Sei nicht schlauer als das Spiel

Ich habe es hier vielleicht schon mal geschrieben: Sei nicht schlauer als das Spiel. Ein gutes Impro-Spiel funktioniert vor allem dann, wenn man sich ihm bedingungslos unterwirft.
Biespiel Zettelspiel: Sofort den Zettel aufheben und ihn vorlesen, statt mit einleitenden Worten, das Risiko abzumildern. Sobald die szenische Situation wieder einigermaßen stabil ist, gleich wieder einen neuen Zettel aufheben. Nur so entsteht der Tanz.

Umsetzbarkeit

Man lasse sich bei der Auswahl von Spielen und Spielformen auch von der äußeren Situation leiten. Oft schon wurden Spiele ausgewählt, die vielleicht für den Abend nett gemeint waren oder auch beim Publikum anzukommen versprachen. Aber dann wurde vergessen, dass man in der konkreten Bühnensituation das nicht umsetzbar war (fehlendes Mikro, zu großes oder zu kleines Publikum).
Stelle dir das Spiel visuell auf dieser konkreten Bühne, mit diesen Spielern, mit diesem Publikum und mit diesem technischen Equipment vor.

Wörter aufgreifen

Satz-Elemente des Impro-Mitspielers aufgreifen und in ihrer Konsequenz weiterentwickeln.

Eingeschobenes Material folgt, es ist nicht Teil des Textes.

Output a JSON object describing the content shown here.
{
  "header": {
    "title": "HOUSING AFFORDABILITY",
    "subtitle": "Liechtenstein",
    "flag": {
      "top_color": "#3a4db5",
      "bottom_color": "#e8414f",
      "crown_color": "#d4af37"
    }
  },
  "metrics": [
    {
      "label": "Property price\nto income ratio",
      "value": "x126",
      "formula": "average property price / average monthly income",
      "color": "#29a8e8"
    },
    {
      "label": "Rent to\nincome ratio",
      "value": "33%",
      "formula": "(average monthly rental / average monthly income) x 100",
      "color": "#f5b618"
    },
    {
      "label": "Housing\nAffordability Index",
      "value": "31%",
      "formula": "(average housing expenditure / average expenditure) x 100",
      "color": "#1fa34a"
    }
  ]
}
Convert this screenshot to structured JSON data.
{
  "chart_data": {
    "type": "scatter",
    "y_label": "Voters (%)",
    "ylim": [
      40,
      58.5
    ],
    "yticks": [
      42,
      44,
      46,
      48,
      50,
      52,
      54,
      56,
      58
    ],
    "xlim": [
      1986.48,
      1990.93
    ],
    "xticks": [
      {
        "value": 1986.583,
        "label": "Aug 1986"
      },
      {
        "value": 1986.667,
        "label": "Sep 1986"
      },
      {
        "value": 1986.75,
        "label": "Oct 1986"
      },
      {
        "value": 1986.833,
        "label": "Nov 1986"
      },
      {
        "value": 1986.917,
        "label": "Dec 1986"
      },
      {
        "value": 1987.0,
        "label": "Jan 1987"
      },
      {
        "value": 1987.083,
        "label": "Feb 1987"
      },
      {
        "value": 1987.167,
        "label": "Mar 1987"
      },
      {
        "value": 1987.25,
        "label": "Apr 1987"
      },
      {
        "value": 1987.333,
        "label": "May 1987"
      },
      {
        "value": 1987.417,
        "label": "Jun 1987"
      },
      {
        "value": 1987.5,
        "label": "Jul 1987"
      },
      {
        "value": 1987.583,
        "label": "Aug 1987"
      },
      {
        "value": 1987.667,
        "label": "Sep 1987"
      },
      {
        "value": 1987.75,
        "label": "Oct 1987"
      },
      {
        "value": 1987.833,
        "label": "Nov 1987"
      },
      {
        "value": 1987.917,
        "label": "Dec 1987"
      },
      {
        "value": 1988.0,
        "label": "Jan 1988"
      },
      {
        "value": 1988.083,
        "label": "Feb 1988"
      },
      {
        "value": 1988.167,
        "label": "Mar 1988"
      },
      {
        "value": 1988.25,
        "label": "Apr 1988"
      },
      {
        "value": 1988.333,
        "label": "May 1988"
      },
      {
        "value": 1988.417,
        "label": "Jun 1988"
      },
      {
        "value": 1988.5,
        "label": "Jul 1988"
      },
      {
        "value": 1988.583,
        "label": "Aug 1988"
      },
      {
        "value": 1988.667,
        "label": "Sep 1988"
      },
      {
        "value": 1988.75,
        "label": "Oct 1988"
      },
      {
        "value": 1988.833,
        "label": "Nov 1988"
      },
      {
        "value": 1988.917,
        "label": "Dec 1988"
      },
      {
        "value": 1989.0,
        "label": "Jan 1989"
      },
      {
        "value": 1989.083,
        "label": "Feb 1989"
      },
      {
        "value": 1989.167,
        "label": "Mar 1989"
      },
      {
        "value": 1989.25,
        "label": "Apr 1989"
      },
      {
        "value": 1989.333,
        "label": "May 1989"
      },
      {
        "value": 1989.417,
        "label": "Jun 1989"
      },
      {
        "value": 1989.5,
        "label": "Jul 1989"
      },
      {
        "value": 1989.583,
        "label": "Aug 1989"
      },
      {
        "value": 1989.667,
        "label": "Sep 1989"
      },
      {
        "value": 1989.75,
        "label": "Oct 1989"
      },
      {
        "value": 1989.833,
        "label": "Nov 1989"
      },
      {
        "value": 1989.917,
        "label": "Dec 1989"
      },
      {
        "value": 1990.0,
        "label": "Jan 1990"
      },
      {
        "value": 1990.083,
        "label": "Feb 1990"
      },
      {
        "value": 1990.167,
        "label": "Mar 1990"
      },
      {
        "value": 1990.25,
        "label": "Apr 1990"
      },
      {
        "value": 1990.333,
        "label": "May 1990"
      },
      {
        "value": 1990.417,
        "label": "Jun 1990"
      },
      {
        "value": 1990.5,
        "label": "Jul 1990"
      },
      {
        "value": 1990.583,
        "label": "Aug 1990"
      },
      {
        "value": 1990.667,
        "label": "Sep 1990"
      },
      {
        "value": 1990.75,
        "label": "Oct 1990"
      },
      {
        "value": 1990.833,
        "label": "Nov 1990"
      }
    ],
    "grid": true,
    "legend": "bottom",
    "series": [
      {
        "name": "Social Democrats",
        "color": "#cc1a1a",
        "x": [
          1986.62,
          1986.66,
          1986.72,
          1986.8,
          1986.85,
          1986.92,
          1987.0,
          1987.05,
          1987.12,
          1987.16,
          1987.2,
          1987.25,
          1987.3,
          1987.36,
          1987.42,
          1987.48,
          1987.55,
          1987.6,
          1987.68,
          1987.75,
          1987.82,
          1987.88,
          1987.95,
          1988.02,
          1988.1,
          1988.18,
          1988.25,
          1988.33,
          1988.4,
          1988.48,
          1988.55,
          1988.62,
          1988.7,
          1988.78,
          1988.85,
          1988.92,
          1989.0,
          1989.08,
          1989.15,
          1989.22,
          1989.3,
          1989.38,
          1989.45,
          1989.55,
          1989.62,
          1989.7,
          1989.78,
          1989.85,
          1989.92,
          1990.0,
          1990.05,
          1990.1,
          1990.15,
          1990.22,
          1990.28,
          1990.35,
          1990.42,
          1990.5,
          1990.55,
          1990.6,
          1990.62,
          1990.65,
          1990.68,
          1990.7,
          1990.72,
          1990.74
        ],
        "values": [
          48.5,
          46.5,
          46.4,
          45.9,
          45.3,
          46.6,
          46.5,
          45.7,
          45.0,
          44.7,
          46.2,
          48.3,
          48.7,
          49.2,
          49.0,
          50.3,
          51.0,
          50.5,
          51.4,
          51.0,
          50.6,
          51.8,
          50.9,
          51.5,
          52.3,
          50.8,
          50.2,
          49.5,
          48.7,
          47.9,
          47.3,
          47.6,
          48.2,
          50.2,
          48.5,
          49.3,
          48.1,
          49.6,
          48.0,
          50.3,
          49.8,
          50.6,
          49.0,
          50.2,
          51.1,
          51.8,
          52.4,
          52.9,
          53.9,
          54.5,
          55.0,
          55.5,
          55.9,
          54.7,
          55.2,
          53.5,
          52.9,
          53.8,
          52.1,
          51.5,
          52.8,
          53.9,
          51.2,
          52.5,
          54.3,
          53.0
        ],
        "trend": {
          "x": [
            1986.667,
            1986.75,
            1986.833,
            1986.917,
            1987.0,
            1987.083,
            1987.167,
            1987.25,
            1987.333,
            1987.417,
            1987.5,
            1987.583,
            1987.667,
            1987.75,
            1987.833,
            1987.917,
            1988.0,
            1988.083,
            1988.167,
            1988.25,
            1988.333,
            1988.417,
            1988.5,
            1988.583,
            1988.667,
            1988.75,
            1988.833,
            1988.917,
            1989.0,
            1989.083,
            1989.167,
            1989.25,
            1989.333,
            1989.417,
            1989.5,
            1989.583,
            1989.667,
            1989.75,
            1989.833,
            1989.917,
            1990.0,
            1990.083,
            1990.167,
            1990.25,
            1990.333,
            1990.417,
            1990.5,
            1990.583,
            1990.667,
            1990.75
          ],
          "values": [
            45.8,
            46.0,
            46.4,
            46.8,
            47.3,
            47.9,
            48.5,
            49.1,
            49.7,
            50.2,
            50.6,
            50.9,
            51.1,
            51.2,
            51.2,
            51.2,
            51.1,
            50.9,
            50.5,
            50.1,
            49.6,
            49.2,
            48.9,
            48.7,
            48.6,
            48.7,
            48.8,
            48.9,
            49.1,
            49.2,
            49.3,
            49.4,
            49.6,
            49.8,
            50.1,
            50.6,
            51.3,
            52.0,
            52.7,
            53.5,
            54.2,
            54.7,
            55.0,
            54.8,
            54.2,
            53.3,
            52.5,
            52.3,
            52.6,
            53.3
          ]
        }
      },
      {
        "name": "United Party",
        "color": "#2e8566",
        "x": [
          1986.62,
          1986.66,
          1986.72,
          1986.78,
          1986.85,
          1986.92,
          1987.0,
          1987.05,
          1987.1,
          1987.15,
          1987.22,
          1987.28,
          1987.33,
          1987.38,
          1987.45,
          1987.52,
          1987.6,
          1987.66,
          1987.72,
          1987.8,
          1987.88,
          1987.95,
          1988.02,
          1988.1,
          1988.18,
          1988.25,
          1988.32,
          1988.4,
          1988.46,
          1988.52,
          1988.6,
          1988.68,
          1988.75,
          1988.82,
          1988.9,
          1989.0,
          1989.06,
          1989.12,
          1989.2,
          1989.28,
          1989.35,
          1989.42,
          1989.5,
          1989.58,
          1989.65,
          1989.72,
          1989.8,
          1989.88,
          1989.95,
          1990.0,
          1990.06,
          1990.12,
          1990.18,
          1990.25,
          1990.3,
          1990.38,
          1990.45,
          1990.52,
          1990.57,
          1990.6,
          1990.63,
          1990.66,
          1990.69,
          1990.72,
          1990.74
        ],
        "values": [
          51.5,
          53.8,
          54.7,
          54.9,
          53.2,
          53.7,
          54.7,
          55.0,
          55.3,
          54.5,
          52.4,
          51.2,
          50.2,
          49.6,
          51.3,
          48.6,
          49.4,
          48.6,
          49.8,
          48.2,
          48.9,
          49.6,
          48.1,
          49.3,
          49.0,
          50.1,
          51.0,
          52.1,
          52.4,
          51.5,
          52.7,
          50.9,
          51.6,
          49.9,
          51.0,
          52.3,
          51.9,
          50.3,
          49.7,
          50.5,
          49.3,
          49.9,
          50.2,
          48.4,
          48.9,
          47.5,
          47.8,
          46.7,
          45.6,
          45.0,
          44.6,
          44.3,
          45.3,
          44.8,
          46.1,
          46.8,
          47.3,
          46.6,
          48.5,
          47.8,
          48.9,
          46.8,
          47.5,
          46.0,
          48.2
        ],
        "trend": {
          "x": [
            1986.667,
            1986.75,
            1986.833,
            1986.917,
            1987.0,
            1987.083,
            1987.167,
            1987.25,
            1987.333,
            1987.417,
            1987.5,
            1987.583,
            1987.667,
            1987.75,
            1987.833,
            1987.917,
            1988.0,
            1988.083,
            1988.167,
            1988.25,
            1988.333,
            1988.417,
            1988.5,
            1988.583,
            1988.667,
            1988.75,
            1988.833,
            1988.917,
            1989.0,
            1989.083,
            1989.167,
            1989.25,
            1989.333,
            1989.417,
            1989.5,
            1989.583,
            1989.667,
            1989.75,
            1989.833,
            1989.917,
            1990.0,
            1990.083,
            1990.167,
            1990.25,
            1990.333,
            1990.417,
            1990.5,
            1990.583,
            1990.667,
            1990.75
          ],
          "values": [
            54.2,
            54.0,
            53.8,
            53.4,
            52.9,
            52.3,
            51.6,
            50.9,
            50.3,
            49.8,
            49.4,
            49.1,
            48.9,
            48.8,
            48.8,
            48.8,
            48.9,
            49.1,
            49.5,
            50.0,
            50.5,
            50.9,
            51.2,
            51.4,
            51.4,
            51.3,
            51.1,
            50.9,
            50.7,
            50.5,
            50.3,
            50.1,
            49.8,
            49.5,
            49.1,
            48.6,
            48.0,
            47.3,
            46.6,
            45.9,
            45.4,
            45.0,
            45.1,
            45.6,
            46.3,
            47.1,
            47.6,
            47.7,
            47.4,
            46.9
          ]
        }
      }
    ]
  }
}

Wenn wir dies positiv betreiben, bringt es die Szene in einen ungekannten Schwung.
Shakespeare treibt dieses Spiel mit Vergnügen, und es ist ein großer Spaß, die Tragödie Macbeth nur auf dieses Spielchen hin zu lesen.
Ganz nebenbei schärft es als Übung das Zuhören, das Akzeptieren und das Vorantreiben.

Kinder-Kauderwelsch

In der S-Bahn ein zweieinhalbjähriger Junge und ein vierjähriges Mädchen, die einander liebevoll necken. Auf einmal fallen sie ins Kauderwelsch. Denke zunächst, ich würde mich verhören, es sei Kindergenuschel oder eine Fremdsprache. Ist es aber definitiv nicht. Erstaunlich, wie sie aufeinander eingehen. Was erwachsene Impro-Schülern häufig erst mühevoll wiedererlernen müssen – dass man Wort- und Satz-Elemente des anderen mitverwendet, dass man die Worte aus der Emotionalität entstehen lässt – das machen die beiden völlig natürlich. Zwischendurch schalten sie immer wieder mal ins Deutsche. Und zu keinem Zeitpunkt wird das Spiel infrage gestellt. Denn in diesem Alter ist einfach alles Spiel. Die Regeln ergeben sich beim Tun.

Monty Python Trash

Carol Hazenfield meint, um schön zu improvisieren, müsse jeder Spieler sein “Glänzendes Ding” (Shiny Thing) finden. Etwas, das ihn erstrahlen lässt, dass das Improvisieren leicht und beglückend erscheinen lässt.
Oft finden wir das in einem Spiel im Spiel.
Ein beeindruckendes Beispiel, um in diese Stimmung zu kommen, wäre das “Monty-Python-Spiel”. Hier die von mir etwas gekürzten Regeln:

  • Jede Figur hat ein Ziel, das sie kompromisslos verfolgt.
  • Jeder reagiert auf jedes Angebot.
  • Extreme Gefühle sind der Regelfall.
  • Man darf nicht nur unterbrechen, sondern soll es sogar.
  • Ort und Zeit sind relativ, ihre Logik muss nicht beachtet werden.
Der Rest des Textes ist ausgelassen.